ITHIM / ITHIM-R

Development of the ITHIM-R, also known as ITHIM version 3.0. Started in January 2018.
https://ithim.github.io/ITHIM-R/
GNU General Public License v3.0
19 stars 12 forks source link

Synthetic population (stochastic matching of individuals) #22

Open markotainio opened 6 years ago

markotainio commented 6 years ago

Discussion on how to create so called synthetic population that will be used in rest of the calculations.

Synthetic refers here to micro (individual) level data where we have individuals with:

Typically background PA and travel data are collected in different surveys and to create individuals with both we need to match individuals from both datasets to create "synthetic" individuals. This is done using stochastic matching of individuals, based on some predefined attributes (e.g. age, sex, socioeconomic status, location).

Attached to this message you can see description by @AnnaGoodman1 on how she has created synthetic population for METAHIT project using three English datasets:

Also attached is sample on how the data looks for ten sample individuals, and variable descriptions (note, sample doesn't include all the variables).

The idea for ITHIM-R would be to include this stochastic sampling inside the ITHIM-R so that user would need to provide individual level datasets, but ITHIM-R would be able to create synthetic population from these datasets.

0.1a_SPpreparation_Overview_180206.docx

180219_Metahit10000_v3_sample.xlsx variables_v2

gotom22 commented 6 years ago

Thinking out loud, I identify 3 key questions:

  1. Matching/translating of user input data with generic attribute definitions used by the model
  2. How to handle gaps in input data provided by user
  3. "Hierarchy of priorities in how the attributes define the synth. pop" (I try to explain below)

Re 2. I would suggest to translate into "generic domains of (synth.) population attributes" which should help guide data inputs (and processing) (even though, as in above example, attributes across different domains will come from the same sources, like census).

The main reason for this is that eventually the tool will have to be able to handle different levels of detail of input data, or variables with slightly different definitions when coming from different surveys. So we need a similar mapping exercise like discussed for mode definitions #14 , which will match "attribute data provided by user" with "generic attribute definition" used by the model.

For example:

...I imagine above structure would then be reflected in input data module, in synth pop. generation, in exposure estimation, etc. And eventually also reflected in flow chart, a bit like for input data here

Re 2. What if the user does not have:

Re 3. @AnnaGoodman1 's documentation for METAHIT is helpful. Main questions:

gotom22 commented 6 years ago

Do we have a nice, short write-up for the objective of creating a synthetic population?

"Comprehensive health impact assessment requires rich data on various attributes of the assessed population (i.e. socio-demographics, travel behavior, exposures, health). Because such data is typically not available from a single survey, data from multiple sources are merged. Since these data are not from the same individuals (i.e. different survey participants), they are matched by important attributes of participants, like age and sex. The resulting data set is a best possible representation of the local population including all the attributes collected by different surveys. The data records are synthetic because they combine information from multiple persons and assign it to a single, synthetic individual."

(replace as you see fit)

gotom22 commented 6 years ago

some notes from call:

walkabilly commented 6 years ago

Great work @AnnaGoodman1 definitely a challenging problem.

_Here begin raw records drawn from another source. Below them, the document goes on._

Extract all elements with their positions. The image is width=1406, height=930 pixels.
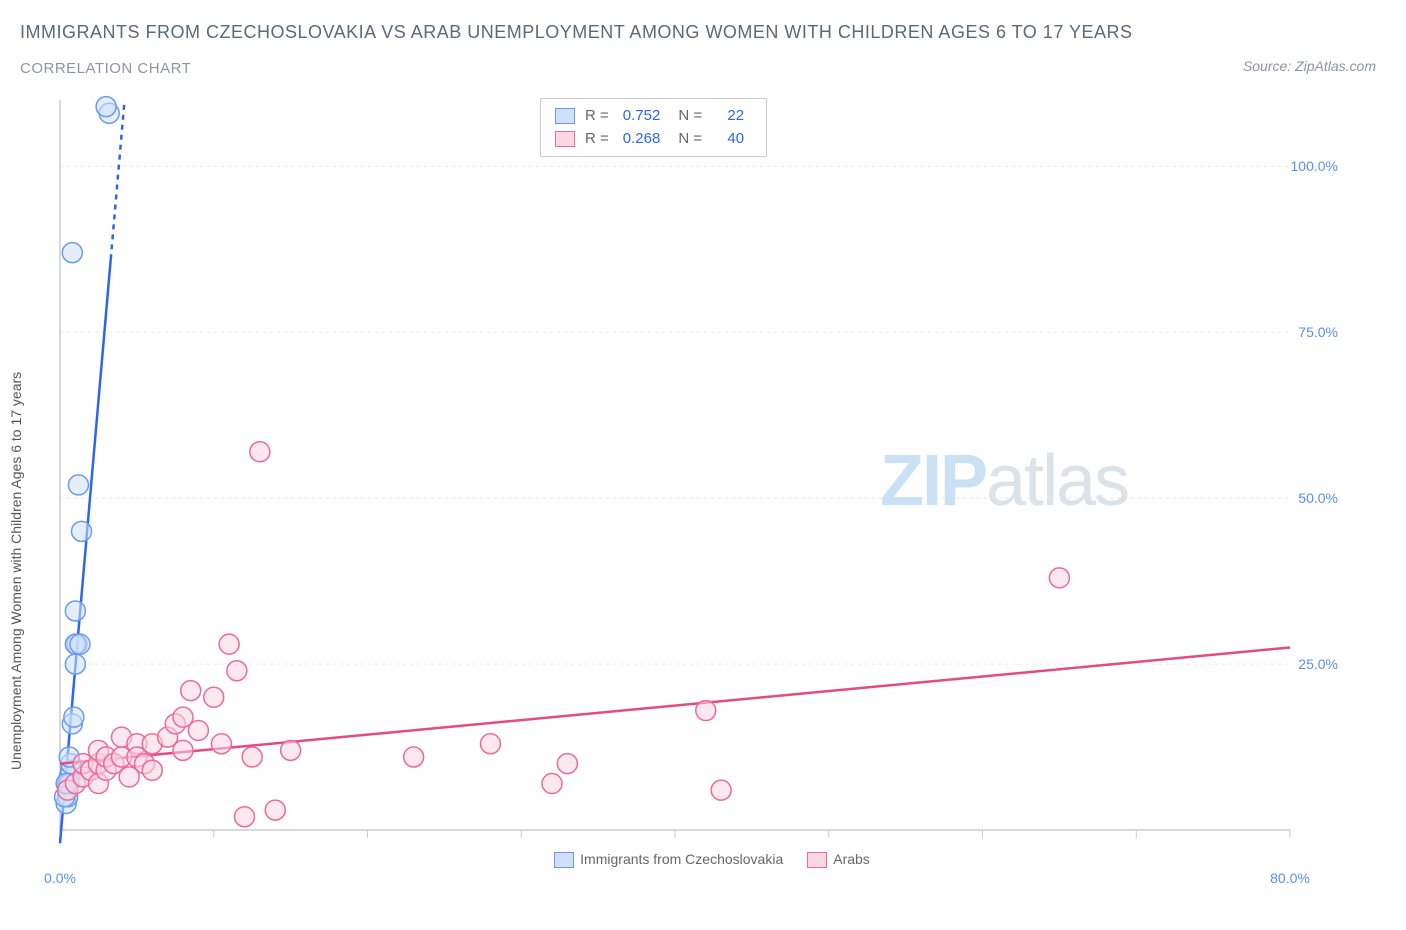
legend-label: Immigrants from Czechoslovakia: [580, 851, 783, 867]
y-tick-label: 25.0%: [1298, 656, 1338, 672]
stat-row: R = 0.268 N = 40: [555, 128, 752, 151]
stat-n-value: 40: [716, 128, 744, 151]
correlation-stats-box: R = 0.752 N = 22 R = 0.268 N = 40: [540, 98, 767, 157]
stat-n-value: 22: [716, 105, 744, 128]
y-tick-label: 50.0%: [1298, 490, 1338, 506]
y-axis-label: Unemployment Among Women with Children A…: [8, 372, 24, 770]
chart-subtitle: CORRELATION CHART: [20, 60, 191, 77]
chart-title: IMMIGRANTS FROM CZECHOSLOVAKIA VS ARAB U…: [20, 22, 1133, 43]
series-swatch: [555, 131, 575, 147]
x-tick-label: 80.0%: [1270, 870, 1310, 886]
stat-r-value: 0.752: [623, 105, 661, 128]
stat-n-label: N =: [678, 105, 702, 128]
scatter-plot: ZIPatlas R =0.752N =22R =0.268N =40 Immi…: [50, 90, 1350, 880]
stat-r-label: R =: [585, 128, 609, 151]
stat-n-label: N =: [678, 128, 702, 151]
source-label: Source: ZipAtlas.com: [1243, 58, 1376, 74]
legend-swatch: [554, 852, 574, 868]
stat-r-label: R =: [585, 105, 609, 128]
plot-svg: [50, 90, 1350, 880]
stat-row: R = 0.752 N = 22: [555, 105, 752, 128]
stat-r-value: 0.268: [623, 128, 661, 151]
x-tick-label: 0.0%: [44, 870, 76, 886]
legend-swatch: [807, 852, 827, 868]
legend: Immigrants from Czechoslovakia Arabs: [50, 851, 1350, 868]
series-swatch: [555, 108, 575, 124]
y-tick-label: 100.0%: [1291, 158, 1338, 174]
y-tick-label: 75.0%: [1298, 324, 1338, 340]
legend-label: Arabs: [833, 851, 870, 867]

I also think we need to think about possible alternative methods for the matching itself. The current method of randomly selecting and matching one person from the bin of people based on the exact match of characteristics is sub-optimal in my opinion for at least 2 reasons:

  1. The matching has the potential to generate misclassification, with some people being well matched and other people being poorly matched on key variables that will be modelled later. This approach also makes it hard to explore and understand the extent of the misclassification between participants.

  2. Given that users will have different data both in terms of variables but also categories within the same variable that will need to be matched between datasets, creating a generalizable approach using the current matching method will be challenging.

I think exploring propensity score (or other statistical) matching methods could overcome some (hopefully many) of the challenges with this.

AnnaGoodman1 commented 6 years ago

as a quick comment on propensity scores (@walkabilly)

  1. I could see this working particularly well if you were trying to merge in just one variable or a small number of very related variables. this is like what we did in the second metahit match / in the impacts of cycling tool, namely taking the National travel survey, and merging in background physical activity from the active people survey.
  2. it is less obvious to me what this would look like if one were trying to do take individual level data from one place, and give them a full past-week travel diary, i.e. what we did in the first metahit match by taking the census data and then merging in the National travel survey. In this case it seems less obvious to me what you would be looking at propensity for : amount of travel? Pattern of travel? Purposes of travel? modal split of travel?

Happily, the first case is what I think you are trying to do in ithim, so that sounds promising as something to try and I'll be interested to hear where you get to. good luck!